On a sous-estimé l’état de tension vécu par la profession…et l’entrée par le « C’est mieux pour les élèves » nous a quelque peu aveuglés.

 
Toutes les enquêtes, toutes les études faites autour du chantier sur le travail enseignant convergent pour dire que notre profession vit très mal son impuissance devant la persistance et même l’aggravation des inégalités scolaires. Mal être renforcé par les réformes Sarkozy qui ont toutes tourné le dos au « Tous capables », et donné à voir que le pouvoir politique, mais aussi la hiérarchie de l’éducation nationale avaient renoncé à l’élévation du niveau de tous.

 
Mal être aggravé avec, conséquence de l’austérité budgétaire, des conditions de travail très difficiles, trop souvent des effectifs lourds, la perte très conséquente de ressources en enseignants spécialisés, la quasi disparition de la formation continue.

 
Accentué aussi par le développement des logiques de pilotage managériales, le renforcement du contrôle hiérarchique qui de plus en plus mettent à mal toute autonomie professionnelle.

 
Et cette situation très dégradée perdure aujourd’hui. Si elle trouve son origine dans le quinquennat Sarkozy, elle n’a pas été fondamentalement modifiée par la politique éducative actuelle.

A cette mauvaise perception de la situation générale vécue par la profession se sont rajoutés des évolutions importantes qu’a dû subir notre syndicalisme dans son lien avec les personnels.

Nous avons subi avant tout les attaques contre le droit syndical – et notamment les RIS – qui avaient pour but de casser ce lien fort que nous avions avec la profession.

Dans le même temps, le resserrement des équipes militantes, les évolutions dans l’engagement militant, la forte prégnance des demandes institutionnelles à tous les niveaux, l’arrivée massive des nouvelles technologies, … ont modifié notre activité militante quotidienne avec des difficultés à maintenir un lien régulier avec le terrain. (Même si les réalités départementales sont diverses). 

 
Et nos résultats en baisse lors des élections professionnelles renvoient à mon sens à ces deux aspects : d’abord une perte de clarté de nos idées et de nos propositions – parce que nous avons eu une analyse incomplète de ce qui se jouait et que les rythmes ont mis à jour – conjuguée à un affaiblissement de notre présence auprès des personnels.

 
Mais je pense que cette situation est pour l’essentiel derrière nous.
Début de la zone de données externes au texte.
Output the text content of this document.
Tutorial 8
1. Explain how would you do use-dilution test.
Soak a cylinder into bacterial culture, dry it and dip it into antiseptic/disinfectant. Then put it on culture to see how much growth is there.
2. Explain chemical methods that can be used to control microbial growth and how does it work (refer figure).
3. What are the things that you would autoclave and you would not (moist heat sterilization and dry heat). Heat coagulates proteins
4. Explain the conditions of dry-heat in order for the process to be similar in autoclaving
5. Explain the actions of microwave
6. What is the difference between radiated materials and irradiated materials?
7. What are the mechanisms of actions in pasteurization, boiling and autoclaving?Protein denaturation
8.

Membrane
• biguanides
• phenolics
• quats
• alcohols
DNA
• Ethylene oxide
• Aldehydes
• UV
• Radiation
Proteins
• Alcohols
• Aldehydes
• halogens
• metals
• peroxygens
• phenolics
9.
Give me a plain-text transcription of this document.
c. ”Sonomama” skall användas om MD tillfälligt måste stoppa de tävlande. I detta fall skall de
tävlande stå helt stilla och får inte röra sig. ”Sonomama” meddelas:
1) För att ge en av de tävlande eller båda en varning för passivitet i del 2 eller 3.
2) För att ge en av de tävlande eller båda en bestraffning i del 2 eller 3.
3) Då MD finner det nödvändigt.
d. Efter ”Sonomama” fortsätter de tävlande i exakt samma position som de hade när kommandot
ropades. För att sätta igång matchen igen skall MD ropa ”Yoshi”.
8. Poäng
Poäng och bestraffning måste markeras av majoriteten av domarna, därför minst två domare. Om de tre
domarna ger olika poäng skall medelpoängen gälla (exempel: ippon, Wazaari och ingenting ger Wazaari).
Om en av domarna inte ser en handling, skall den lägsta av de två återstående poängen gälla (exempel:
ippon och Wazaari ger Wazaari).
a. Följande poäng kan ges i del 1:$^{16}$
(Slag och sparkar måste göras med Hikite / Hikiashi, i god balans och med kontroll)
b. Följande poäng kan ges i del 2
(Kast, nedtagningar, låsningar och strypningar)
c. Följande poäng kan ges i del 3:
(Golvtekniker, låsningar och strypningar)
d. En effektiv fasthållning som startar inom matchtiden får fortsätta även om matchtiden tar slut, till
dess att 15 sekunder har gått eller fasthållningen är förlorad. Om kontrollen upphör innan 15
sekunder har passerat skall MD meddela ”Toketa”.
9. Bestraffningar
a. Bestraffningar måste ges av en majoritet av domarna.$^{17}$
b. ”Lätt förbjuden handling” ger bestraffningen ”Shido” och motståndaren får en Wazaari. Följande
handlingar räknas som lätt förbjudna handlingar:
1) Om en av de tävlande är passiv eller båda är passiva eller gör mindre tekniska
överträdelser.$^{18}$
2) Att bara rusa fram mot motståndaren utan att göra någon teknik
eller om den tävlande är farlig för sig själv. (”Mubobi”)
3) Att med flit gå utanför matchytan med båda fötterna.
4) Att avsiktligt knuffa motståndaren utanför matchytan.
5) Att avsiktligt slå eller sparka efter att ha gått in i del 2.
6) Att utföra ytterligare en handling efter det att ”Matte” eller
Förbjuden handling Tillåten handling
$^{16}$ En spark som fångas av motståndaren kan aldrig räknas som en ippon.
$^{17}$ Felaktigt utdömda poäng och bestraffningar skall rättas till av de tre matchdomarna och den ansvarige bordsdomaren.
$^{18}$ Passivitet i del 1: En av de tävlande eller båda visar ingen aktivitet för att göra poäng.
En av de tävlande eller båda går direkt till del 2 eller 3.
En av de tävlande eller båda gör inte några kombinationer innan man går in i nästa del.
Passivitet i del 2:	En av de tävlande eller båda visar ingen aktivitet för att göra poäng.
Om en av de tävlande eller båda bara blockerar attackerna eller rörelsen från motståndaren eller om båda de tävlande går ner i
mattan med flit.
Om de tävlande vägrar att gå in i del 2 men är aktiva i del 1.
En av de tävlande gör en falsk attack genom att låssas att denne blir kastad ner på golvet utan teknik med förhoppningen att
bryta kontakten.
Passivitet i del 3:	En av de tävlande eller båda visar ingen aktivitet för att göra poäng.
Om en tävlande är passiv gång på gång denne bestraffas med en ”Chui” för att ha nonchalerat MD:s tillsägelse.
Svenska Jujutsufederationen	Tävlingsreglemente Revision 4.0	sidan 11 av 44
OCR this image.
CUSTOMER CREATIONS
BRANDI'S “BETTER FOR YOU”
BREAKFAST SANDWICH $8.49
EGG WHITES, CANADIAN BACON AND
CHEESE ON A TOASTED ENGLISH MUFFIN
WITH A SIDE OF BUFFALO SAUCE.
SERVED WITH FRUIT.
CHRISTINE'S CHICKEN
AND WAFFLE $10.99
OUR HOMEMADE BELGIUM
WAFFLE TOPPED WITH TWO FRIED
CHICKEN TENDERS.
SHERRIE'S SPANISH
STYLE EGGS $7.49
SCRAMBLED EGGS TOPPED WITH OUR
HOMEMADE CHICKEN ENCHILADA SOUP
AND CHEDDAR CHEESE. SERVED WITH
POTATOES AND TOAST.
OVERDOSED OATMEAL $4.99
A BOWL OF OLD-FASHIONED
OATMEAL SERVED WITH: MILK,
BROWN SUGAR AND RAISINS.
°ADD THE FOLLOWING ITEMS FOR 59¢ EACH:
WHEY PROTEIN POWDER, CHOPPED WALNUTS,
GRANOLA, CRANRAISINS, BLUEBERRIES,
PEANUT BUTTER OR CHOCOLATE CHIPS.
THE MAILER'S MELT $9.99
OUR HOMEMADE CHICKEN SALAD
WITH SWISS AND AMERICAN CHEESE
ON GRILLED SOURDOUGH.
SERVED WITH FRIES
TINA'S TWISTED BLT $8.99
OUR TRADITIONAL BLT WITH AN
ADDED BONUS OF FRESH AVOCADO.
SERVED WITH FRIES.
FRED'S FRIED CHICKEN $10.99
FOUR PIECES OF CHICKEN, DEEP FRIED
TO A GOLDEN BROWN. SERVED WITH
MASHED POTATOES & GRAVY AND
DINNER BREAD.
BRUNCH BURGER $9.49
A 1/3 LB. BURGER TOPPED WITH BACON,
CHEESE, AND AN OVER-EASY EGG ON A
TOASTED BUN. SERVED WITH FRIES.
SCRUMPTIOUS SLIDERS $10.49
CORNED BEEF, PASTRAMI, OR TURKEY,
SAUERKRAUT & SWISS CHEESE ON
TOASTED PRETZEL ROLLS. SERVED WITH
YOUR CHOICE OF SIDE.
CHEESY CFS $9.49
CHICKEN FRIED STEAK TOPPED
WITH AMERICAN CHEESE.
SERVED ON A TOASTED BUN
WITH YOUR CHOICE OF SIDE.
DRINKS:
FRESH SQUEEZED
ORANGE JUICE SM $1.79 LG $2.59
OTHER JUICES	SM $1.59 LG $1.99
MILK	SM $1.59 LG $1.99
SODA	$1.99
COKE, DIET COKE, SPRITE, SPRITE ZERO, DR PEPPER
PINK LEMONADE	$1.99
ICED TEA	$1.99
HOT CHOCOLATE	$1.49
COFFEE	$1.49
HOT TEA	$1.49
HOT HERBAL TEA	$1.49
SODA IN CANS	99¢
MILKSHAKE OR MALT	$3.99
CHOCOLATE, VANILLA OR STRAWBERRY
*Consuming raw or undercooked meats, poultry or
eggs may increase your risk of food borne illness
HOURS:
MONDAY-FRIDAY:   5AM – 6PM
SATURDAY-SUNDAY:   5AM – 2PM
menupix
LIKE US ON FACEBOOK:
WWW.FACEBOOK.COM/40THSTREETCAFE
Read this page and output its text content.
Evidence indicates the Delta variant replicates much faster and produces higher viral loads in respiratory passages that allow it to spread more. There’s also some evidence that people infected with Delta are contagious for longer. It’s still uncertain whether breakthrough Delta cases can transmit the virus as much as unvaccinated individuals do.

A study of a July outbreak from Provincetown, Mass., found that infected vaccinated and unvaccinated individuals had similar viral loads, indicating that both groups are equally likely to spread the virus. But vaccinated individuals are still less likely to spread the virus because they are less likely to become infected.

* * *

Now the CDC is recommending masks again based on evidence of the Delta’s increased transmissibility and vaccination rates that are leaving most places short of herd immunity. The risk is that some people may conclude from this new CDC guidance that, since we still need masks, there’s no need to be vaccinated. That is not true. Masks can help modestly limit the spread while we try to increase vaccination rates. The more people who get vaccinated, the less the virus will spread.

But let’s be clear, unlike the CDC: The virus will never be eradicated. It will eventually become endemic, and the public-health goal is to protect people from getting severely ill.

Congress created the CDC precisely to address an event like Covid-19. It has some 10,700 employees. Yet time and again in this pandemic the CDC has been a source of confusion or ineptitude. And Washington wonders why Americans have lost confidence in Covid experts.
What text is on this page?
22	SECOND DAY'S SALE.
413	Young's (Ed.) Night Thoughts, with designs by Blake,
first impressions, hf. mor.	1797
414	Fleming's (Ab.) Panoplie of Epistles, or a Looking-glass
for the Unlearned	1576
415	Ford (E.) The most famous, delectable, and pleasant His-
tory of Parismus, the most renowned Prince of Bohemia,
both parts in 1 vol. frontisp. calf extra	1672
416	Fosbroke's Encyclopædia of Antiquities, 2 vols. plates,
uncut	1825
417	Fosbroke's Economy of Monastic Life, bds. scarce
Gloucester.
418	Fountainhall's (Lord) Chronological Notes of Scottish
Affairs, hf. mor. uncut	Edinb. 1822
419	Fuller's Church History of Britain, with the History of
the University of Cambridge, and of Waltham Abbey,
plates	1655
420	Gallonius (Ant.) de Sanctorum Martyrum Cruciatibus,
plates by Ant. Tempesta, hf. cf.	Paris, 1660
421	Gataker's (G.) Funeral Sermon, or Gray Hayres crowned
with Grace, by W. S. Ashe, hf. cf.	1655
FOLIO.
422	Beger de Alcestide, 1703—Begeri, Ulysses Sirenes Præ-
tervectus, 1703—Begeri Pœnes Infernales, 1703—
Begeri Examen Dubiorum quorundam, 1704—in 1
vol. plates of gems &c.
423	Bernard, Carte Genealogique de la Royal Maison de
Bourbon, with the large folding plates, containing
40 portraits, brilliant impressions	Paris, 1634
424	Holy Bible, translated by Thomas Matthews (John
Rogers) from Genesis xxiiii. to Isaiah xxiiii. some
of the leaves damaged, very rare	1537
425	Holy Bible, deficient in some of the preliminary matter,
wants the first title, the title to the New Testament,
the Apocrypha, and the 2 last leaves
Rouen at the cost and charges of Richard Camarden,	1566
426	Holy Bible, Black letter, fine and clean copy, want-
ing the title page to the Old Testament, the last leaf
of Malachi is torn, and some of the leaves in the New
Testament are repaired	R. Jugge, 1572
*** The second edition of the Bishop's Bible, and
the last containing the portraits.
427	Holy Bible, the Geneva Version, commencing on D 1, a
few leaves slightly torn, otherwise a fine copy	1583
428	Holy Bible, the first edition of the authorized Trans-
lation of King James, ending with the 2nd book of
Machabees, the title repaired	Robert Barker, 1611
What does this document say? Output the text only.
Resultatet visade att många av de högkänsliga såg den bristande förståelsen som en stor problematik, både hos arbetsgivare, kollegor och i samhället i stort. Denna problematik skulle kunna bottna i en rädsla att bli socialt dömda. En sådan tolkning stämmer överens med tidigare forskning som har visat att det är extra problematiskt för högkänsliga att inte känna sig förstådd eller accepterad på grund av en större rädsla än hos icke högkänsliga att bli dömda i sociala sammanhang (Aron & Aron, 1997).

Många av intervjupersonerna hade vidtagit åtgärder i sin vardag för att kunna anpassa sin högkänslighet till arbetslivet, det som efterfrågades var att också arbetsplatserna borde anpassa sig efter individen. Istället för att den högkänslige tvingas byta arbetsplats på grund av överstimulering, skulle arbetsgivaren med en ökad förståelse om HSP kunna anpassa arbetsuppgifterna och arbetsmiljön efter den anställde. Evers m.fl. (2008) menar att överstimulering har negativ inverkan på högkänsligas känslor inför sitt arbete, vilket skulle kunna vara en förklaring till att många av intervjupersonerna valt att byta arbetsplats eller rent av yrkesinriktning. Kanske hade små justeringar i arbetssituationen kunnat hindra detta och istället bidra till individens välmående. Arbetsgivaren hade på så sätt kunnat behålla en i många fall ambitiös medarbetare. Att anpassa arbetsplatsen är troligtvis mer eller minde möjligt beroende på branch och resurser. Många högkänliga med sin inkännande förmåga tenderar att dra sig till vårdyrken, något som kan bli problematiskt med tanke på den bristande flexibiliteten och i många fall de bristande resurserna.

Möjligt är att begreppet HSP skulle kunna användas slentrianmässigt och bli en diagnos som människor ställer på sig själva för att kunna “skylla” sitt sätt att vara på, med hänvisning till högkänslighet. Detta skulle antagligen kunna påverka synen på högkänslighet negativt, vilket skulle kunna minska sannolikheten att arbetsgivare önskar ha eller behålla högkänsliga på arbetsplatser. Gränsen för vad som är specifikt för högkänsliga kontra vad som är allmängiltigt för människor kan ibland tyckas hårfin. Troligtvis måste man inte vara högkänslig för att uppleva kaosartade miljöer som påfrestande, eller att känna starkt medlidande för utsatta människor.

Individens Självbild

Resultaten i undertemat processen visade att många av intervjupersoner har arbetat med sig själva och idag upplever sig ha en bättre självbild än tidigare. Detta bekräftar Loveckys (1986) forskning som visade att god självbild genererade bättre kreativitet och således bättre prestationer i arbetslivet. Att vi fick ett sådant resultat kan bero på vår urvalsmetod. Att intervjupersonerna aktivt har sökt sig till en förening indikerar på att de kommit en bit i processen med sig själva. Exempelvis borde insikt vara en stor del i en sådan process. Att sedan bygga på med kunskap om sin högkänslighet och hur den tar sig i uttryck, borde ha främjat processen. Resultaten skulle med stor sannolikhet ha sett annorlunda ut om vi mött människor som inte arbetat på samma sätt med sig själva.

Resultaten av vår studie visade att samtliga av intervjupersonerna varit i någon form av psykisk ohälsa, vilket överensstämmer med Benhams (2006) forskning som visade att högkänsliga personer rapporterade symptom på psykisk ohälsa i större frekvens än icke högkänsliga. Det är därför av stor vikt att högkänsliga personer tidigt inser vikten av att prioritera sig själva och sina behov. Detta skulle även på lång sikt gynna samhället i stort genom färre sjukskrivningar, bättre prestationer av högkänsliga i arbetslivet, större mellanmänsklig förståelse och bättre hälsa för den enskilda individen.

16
Depuis la secousse des professionnelles, nous avons commencé à tirer les bilans de la période et commencé à réajuster notre activité syndicale, à la rééquilibrer.

 
Qu’on ne s’y méprenne pas. Il ne s’agit nullement de reléguer au second plan tout ce que nous portons sur la nécessaire transformation du métier et de l’école publique pour sa démocratisation. Au contraire, il est même essentiel de porter fortement notre projet émancipateur pour qu’il soit l’affaire de tous les enseignants.

 
Mais ce projet, notre projet, a besoin que nous renforcions résolument notre seconde jambe, celle de la défense des intérêts et des droits des personnels et de leurs revendications.

 
Et nous avons déjà commencé à le faire avec la campagne sur les conditions de travail. Celle sur les salaires. Nous allons la poursuivre aujourd’hui avec la question de l’évaluation professionnelle conçue par le ministère comme un outil de différenciation des carrières et donc de division de la profession. Il va nous falloir hausser le ton à la fois pour dire ce que nous ne voulons pas et faire partager très largement ce que nous portons : une évaluation totalement déconnectée de la carrière, reposant sur l’échange entre professionnels et recentrée vers le conseil et l’accompagnement.

 
Poursuivre également en renforçant nos liens avec les personnels. De ce point de vue, l’engagement sans précédent des équipes militantes lors de la campagne pour les professionnelles s’est poursuivi et se mesure très concrètement aujourd’hui par les bons chiffres de la syndicalisation.

 
A partir de ces bons fondamentaux, la période qui s’ouvre doit être celle de la confirmation de ces choix et de l’amélioration de notre fonctionnement collectif.
 
Je suis persuadé qu’après la période de tensions internes que nous avons connu et pour répondre à l’ensemble des enjeux qui sont devant nous, il nous faudra jouer collectif pour nous permettre d’être davantage en capacité d’élaborer des synthèses exigeantes et partagées.

 
Collectif dans les relations équipe nationale et sections. Il est nécessaire que l’ensemble des sections, la diversité et le pluralisme de notre syndicat, se « retrouvent » dans l’équipe nationale et dans ce qu’elle porte. Au niveau de sa composition comme dans l’amélioration du fonctionnement du conseil national, ce que nous avons commencé à faire et qu’il faut poursuivre notamment en termes de préparation, de priorisation des questions à traiter et de compte-rendu de l’activité et des mandats donnés au secrétariat national. Ce qui implique aussi de développer sous toutes leurs formes les relations national/départemental.

 
Collectif au niveau de l’équipe nationale. A un fonctionnement trop pyramidal, il faut substituer un fonctionnement plus collégial et plus horizontal, plus efficace parce que facilitant l’autonomie et la prise de responsabilités et donc plus à même de traiter de manière pertinente l’ensemble des questions auxquelles nous sommes confrontées à tous les niveaux.

 
Questions d’ailleurs qui sont de plus souvent aujourd’hui de nature fédérale (les nouvelles grilles, les carrières, l’évaluation professionnelle par exemple). Nous devons donc renforcer résolument le travail avec et dans la FSU, comme avec les SN concernés, pour gagner en cohérence, en efficacité et donc peser davantage face au ministère.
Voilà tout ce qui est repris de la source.